The Reality Based Community and Frannie
Warning: this post is speculative - we have no idea of the structure of the bailout - and I could completely misunderstand what is happeing.
Brad de Long can’t understand why a Frannie bailout needs to happen now.
Funnily enough nor can I except that it does. I didn’t think Paulson would act this fast – and I don’t know what he will do with the preferreds – but thinking about it the action is sensible. [I was considering buying preferreds – so I have little ability here to claim prescience…]
Let’s lay out the argument
When Paulson got his permission to bail out Fannie and Freddie and made all the reassuring noises he made I thought that Fannie and Freddie debt spreads would drop to 30bps. They didn’t and I thought that was weird. Really weird. I blogged about it here.
We should take the world as it is – not as we think it should be and observe that the debts are rolling over at spreads more like 130bps. This is reality and I for one am a proud member of the “reality based community”.
There is almost 2 trillion Frannie debt rolling over at a high rate (several hundred billion a quarter). The government effectively guarantees that debt but a perverse market was forcing issue of that debt at 130bps more than Treasuries.
If the spread on the debt remained at 130bps then Frannie were doomed. I did the maths in Fannie Mae series.
In particular I estimated the earnings power of Fannie Mae at about 10 billion per annum. Fannie has something near a trillion in debt. If the spread is 100bps higher than it should be with the government guarantee then almost all of that earnings potential will be wasted as excess spreads on the nearly a trillion in debt. If the spread remained at 130bps over treasuries then Fannie had nearly no earnings power. No earnings power meant insolvency was inevitable because losses in the book might be something around 80 billion (see Fannie Mae Part III). As there was no earnings power it was inevitable that the government was going to bail them out sooner or later. I blogged here and here about how widening spreads could spell doom for Frannie. I must confess I did not think the spreads would remain wide (as I thought they were irrational) but they have.
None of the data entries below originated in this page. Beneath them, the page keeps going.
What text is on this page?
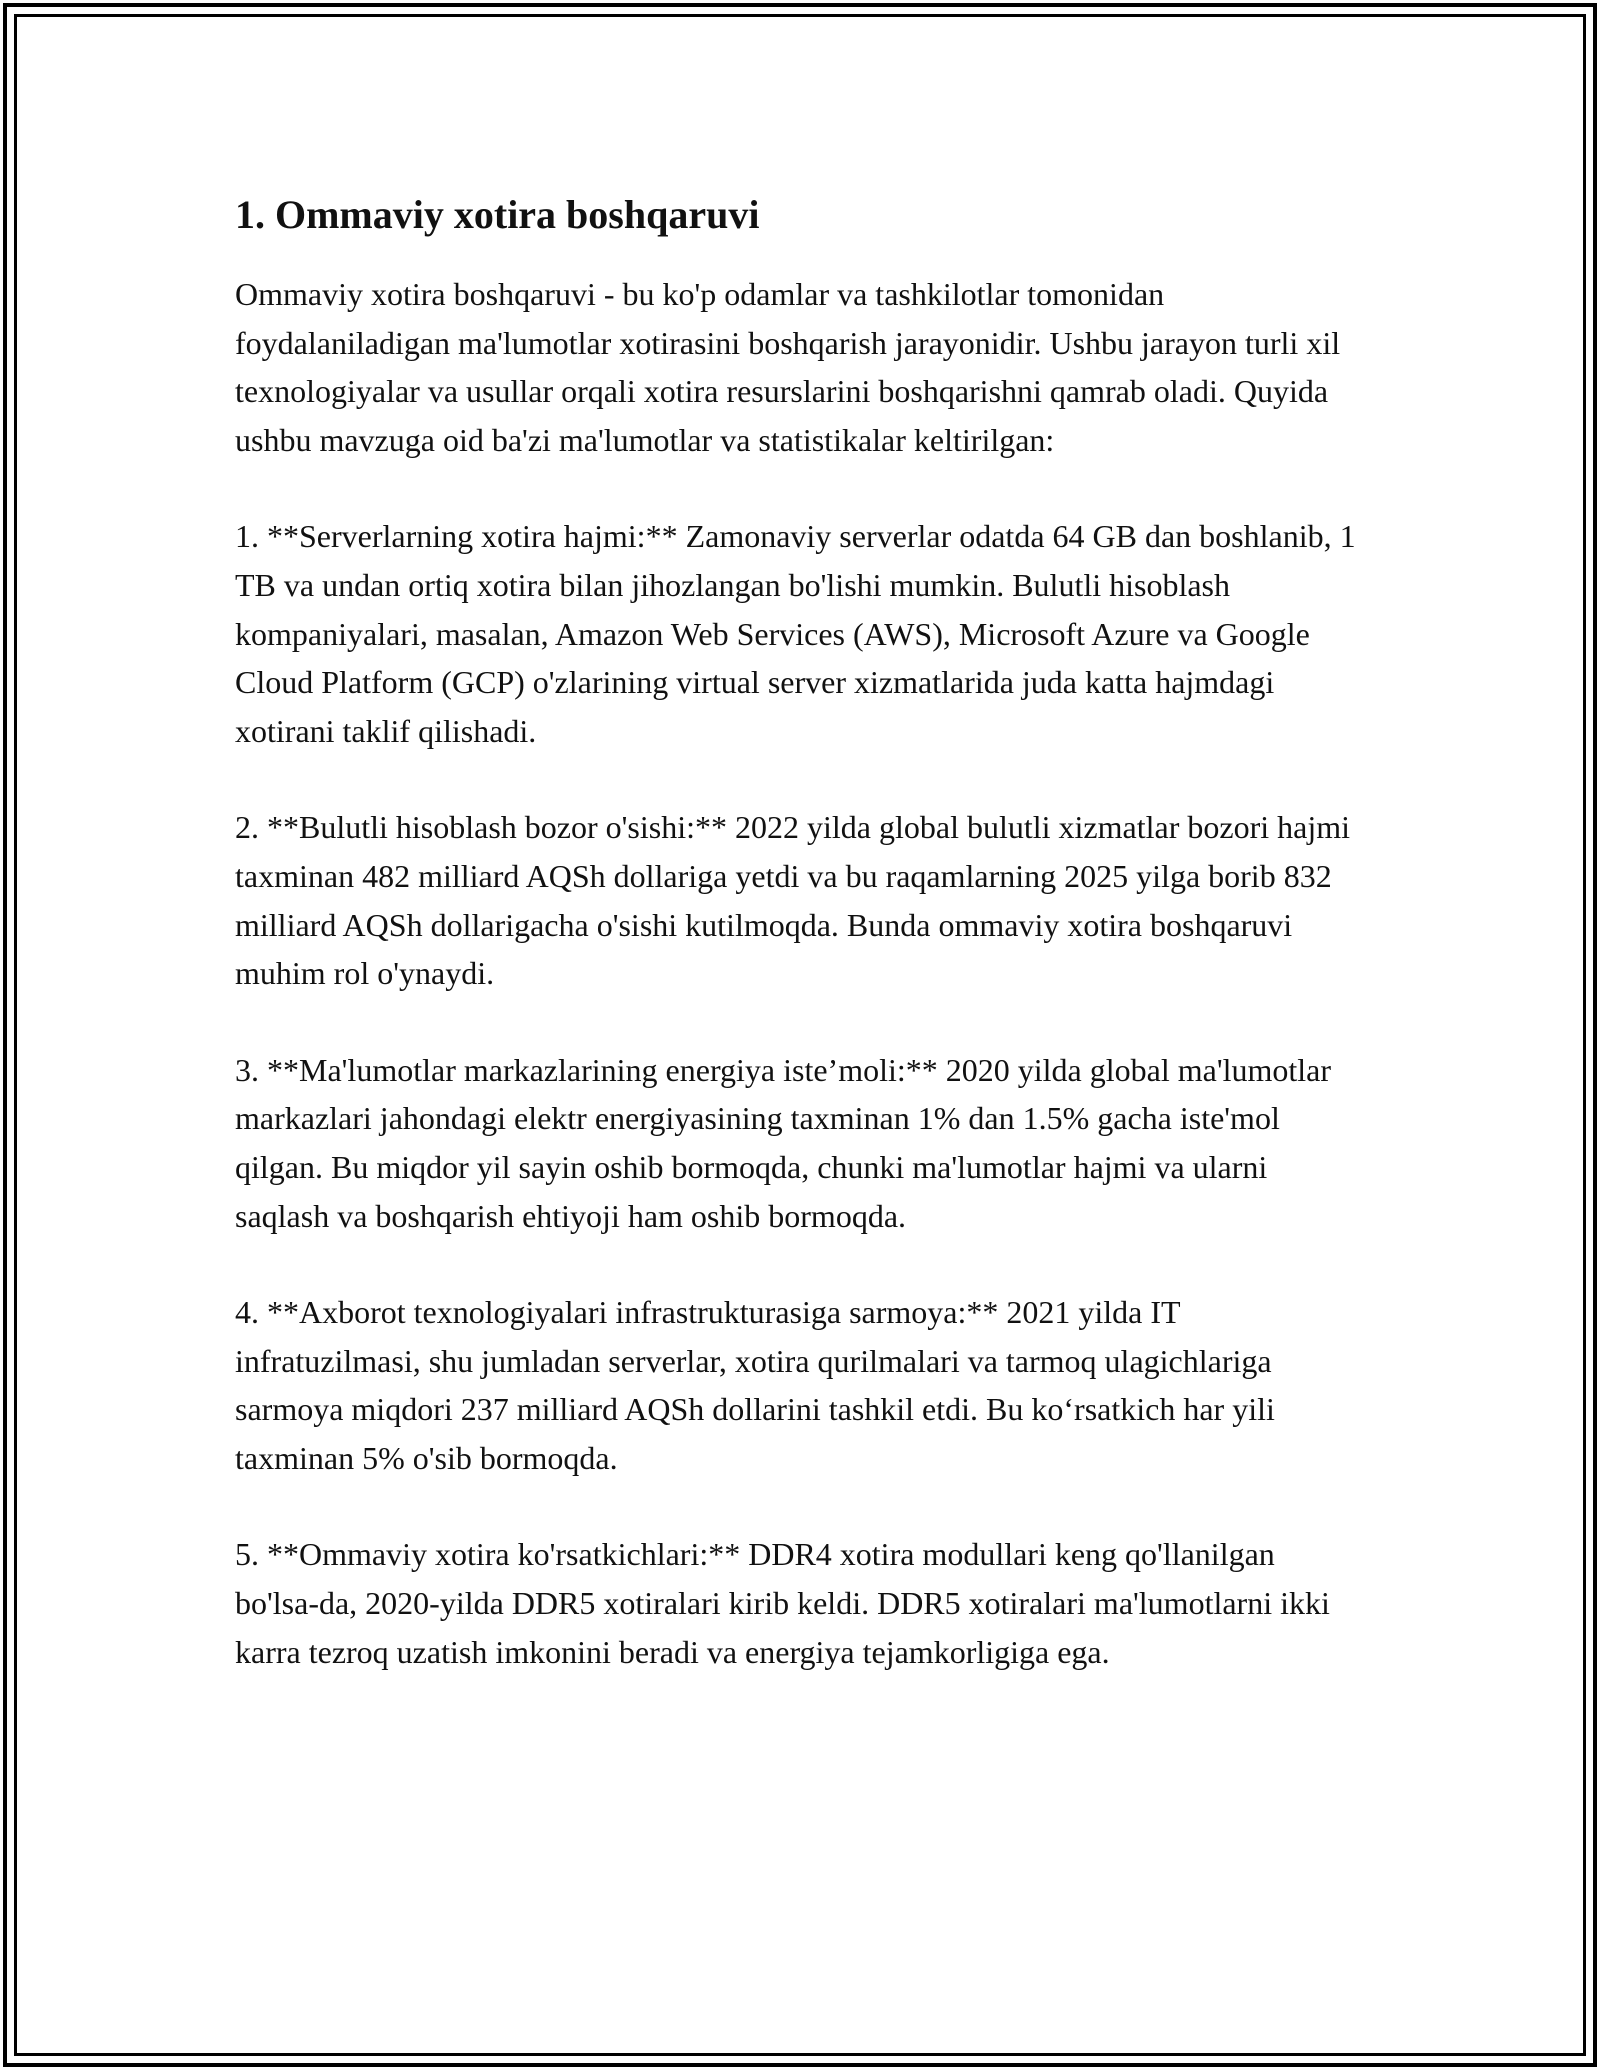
1. Ommaviy xotira boshqaruvi

Ommaviy xotira boshqaruvi - bu ko'p odamlar va tashkilotlar tomonidan foydalaniladigan ma'lumotlar xotirasini boshqarish jarayonidir. Ushbu jarayon turli xil texnologiyalar va usullar orqali xotira resurslarini boshqarishni qamrab oladi. Quyida ushbu mavzuga oid ba'zi ma'lumotlar va statistikalar keltirilgan:

1. **Serverlarning xotira hajmi:** Zamonaviy serverlar odatda 64 GB dan boshlanib, 1 TB va undan ortiq xotira bilan jihozlangan bo'lishi mumkin. Bulutli hisoblash kompaniyalari, masalan, Amazon Web Services (AWS), Microsoft Azure va Google Cloud Platform (GCP) o'zlarining virtual server xizmatlarida juda katta hajmdagi xotirani taklif qilishadi.

2. **Bulutli hisoblash bozor o'sishi:** 2022 yilda global bulutli xizmatlar bozori hajmi taxminan 482 milliard AQSh dollariga yetdi va bu raqamlarning 2025 yilga borib 832 milliard AQSh dollarigacha o'sishi kutilmoqda. Bunda ommaviy xotira boshqaruvi muhim rol o'ynaydi.

3. **Ma'lumotlar markazlarining energiya iste’moli:** 2020 yilda global ma'lumotlar markazlari jahondagi elektr energiyasining taxminan 1% dan 1.5% gacha iste'mol qilgan. Bu miqdor yil sayin oshib bormoqda, chunki ma'lumotlar hajmi va ularni saqlash va boshqarish ehtiyoji ham oshib bormoqda.

4. **Axborot texnologiyalari infrastrukturasiga sarmoya:** 2021 yilda IT infratuzilmasi, shu jumladan serverlar, xotira qurilmalari va tarmoq ulagichlariga sarmoya miqdori 237 milliard AQSh dollarini tashkil etdi. Bu ko‘rsatkich har yili taxminan 5% o'sib bormoqda.

5. **Ommaviy xotira ko'rsatkichlari:** DDR4 xotira modullari keng qo'llanilgan bo'lsa-da, 2020-yilda DDR5 xotiralari kirib keldi. DDR5 xotiralari ma'lumotlarni ikki karra tezroq uzatish imkonini beradi va energiya tejamkorligiga ega.
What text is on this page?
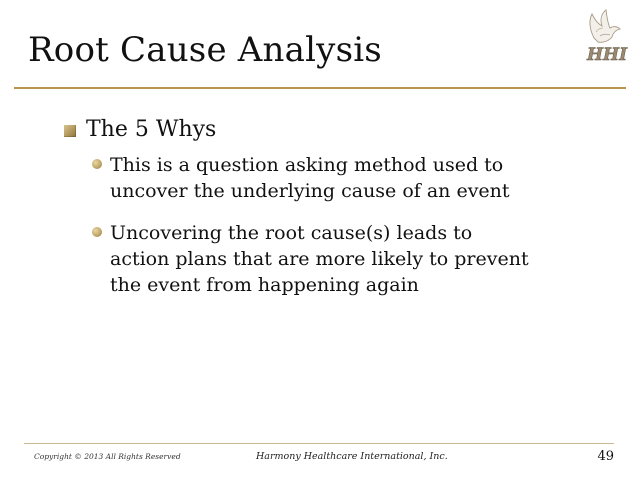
Root Cause Analysis	HHI
The 5 Whys
This is a question asking method used to
uncover the underlying cause of an event
Uncovering the root cause(s) leads to
action plans that are more likely to prevent
the event from happening again
Copyright © 2013 All Rights Reserved	Harmony Healthcare International, Inc.	49
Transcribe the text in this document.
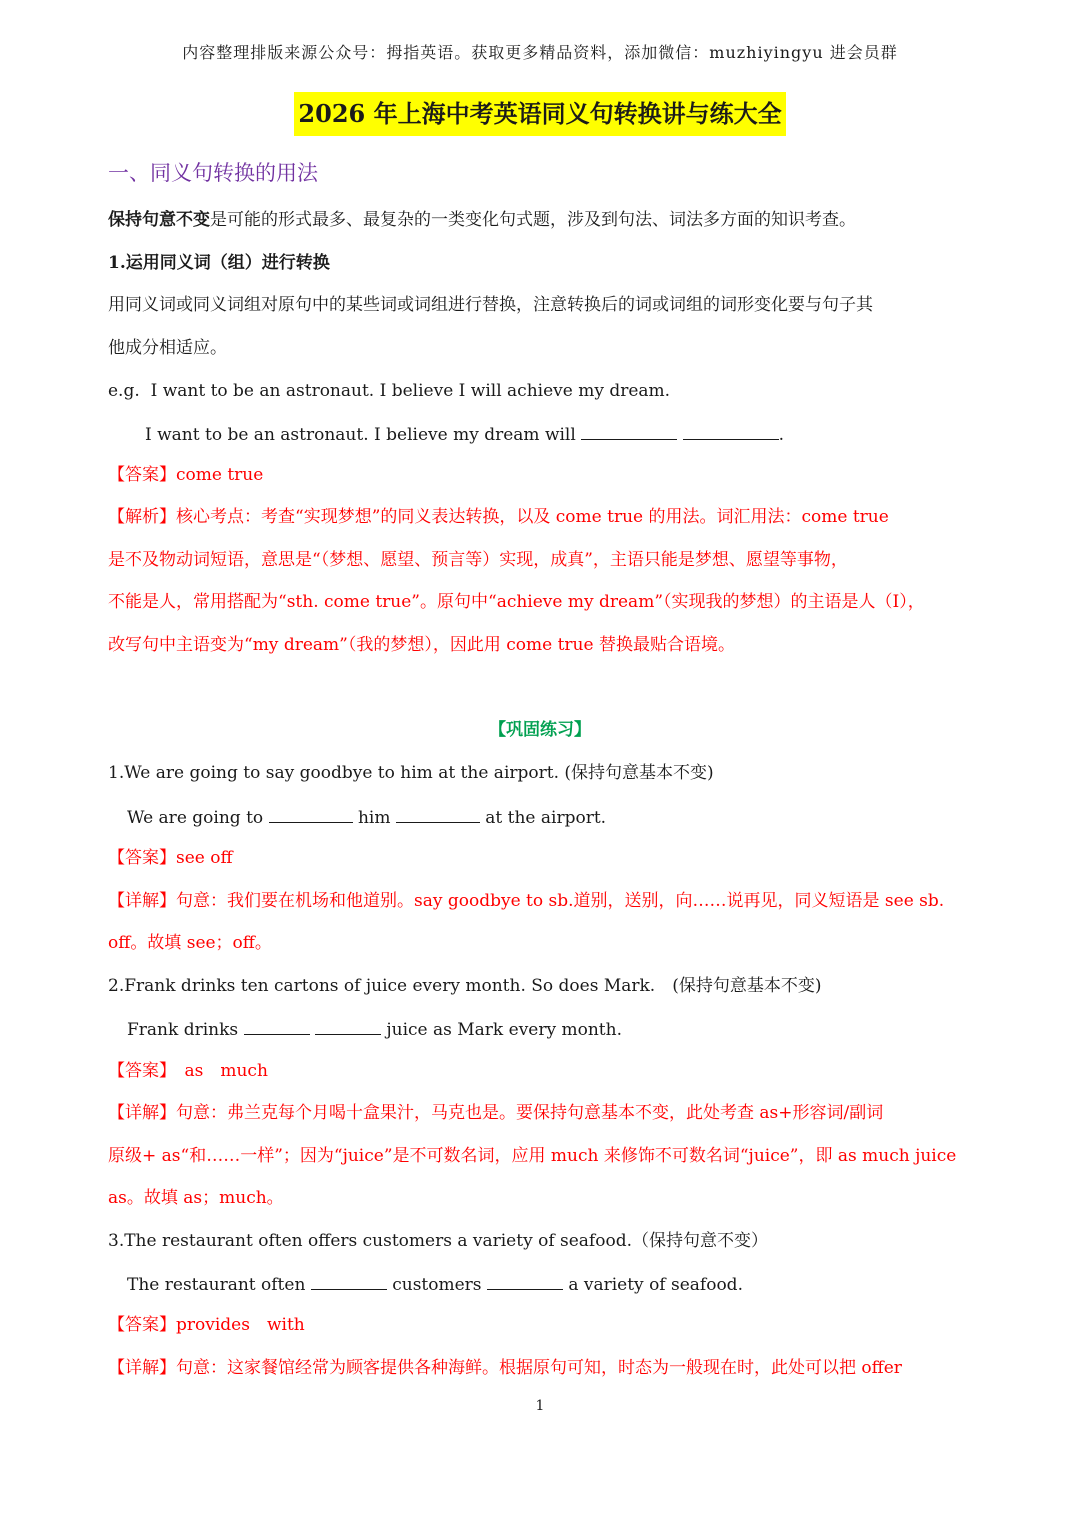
内容整理排版来源公众号：拇指英语。获取更多精品资料，添加微信：muzhiyingyu 进会员群
2026 年上海中考英语同义句转换讲与练大全
一、同义句转换的用法
保持句意不变是可能的形式最多、最复杂的一类变化句式题，涉及到句法、词法多方面的知识考查。
1.运用同义词（组）进行转换
用同义词或同义词组对原句中的某些词或词组进行替换，注意转换后的词或词组的词形变化要与句子其
他成分相适应。
e.g. I want to be an astronaut. I believe I will achieve my dream.
I want to be an astronaut. I believe my dream will	.
【答案】come true
【解析】核心考点：考查“实现梦想”的同义表达转换，以及 come true 的用法。词汇用法：come true
是不及物动词短语，意思是“（梦想、愿望、预言等）实现，成真”，主语只能是梦想、愿望等事物，
不能是人，常用搭配为“sth. come true”。原句中“achieve my dream”（实现我的梦想）的主语是人（I），
改写句中主语变为“my dream”（我的梦想），因此用 come true 替换最贴合语境。
【巩固练习】
1.We are going to say goodbye to him at the airport. (保持句意基本不变)
We are going to	him	at the airport.
【答案】see off
【详解】句意：我们要在机场和他道别。say goodbye to sb.道别，送别，向……说再见，同义短语是 see sb.
off。故填 see；off。
2.Frank drinks ten cartons of juice every month. So does Mark.　(保持句意基本不变)
Frank drinks	juice as Mark every month.
【答案】　as　much
【详解】句意：弗兰克每个月喝十盒果汁，马克也是。要保持句意基本不变，此处考查 as+形容词/副词
原级+ as“和……一样”；因为“juice”是不可数名词，应用 much 来修饰不可数名词“juice”，即 as much juice
as。故填 as；much。
3.The restaurant often offers customers a variety of seafood.（保持句意不变）
The restaurant often	customers	a variety of seafood.
【答案】provides　with
【详解】句意：这家餐馆经常为顾客提供各种海鲜。根据原句可知，时态为一般现在时，此处可以把 offer
1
The Government might have solved this problem by explicitly guaranteeing the debt and leaving the private ownership in place. But that looks silly to me. I would have thought the implicit guarantee was enough – but 130bps tell me it wasn’t.
Given this the government was eventually going to have to pay the Frannie senior debt. Over the next couple of years then Frannie was effectively going to raise over a trillion dollars in US government debt – but at spreads 100bps or more higher than necessary. The cost to the Federal government of delay is thus more than 10-20 billion annually over the life of that debt. If the debt had five year maturities on average then the cost just of delay could edge 100 billion.
Moreover delay delayed the date at which the implicit government guarantee finally drove down mortgage rates – and hence increased the disruption in housing market.
The logical thing for the government to do in that circumstance is not delay. [The alternative is to cross your fingers and hope that the debt spreads on Frannie debt dropped to 30bps on their own accord.]
My understanding of US politics (erroneous it seems) suggested to me that this administration would not want to explicitly socialise the problem. Moreover many decisions of this administration are best described by delay and crossed fingers. So I am staggered by rapid logical action. But so be it and for once I think a Bush administration action is sensible.
But I am more staggered that the market forced the action. I thought that the market would see the implicit guarantee for what it was and trade Frannie senior debt at low spreads. But reality has the ability to get in the way of many things. This is just another example.
Being in government sucks. Sometimes you need to make hard decisions that are ideologically anathema. This must really pain the Republicans. But in this instance reality got in the way of ideology.
There is a second hard decision – which is what to do with the preferred. Any solution that leaves the preferreds as senior to the Government capital would indicate that the Republicans have dumped ideology entirely. I am not sure that they should wipe out the preferreds – but I would have a jaundiced view of any deal which substantially pays the preferreds before the government makes a reasonable profit on the capital that they are putting it risk.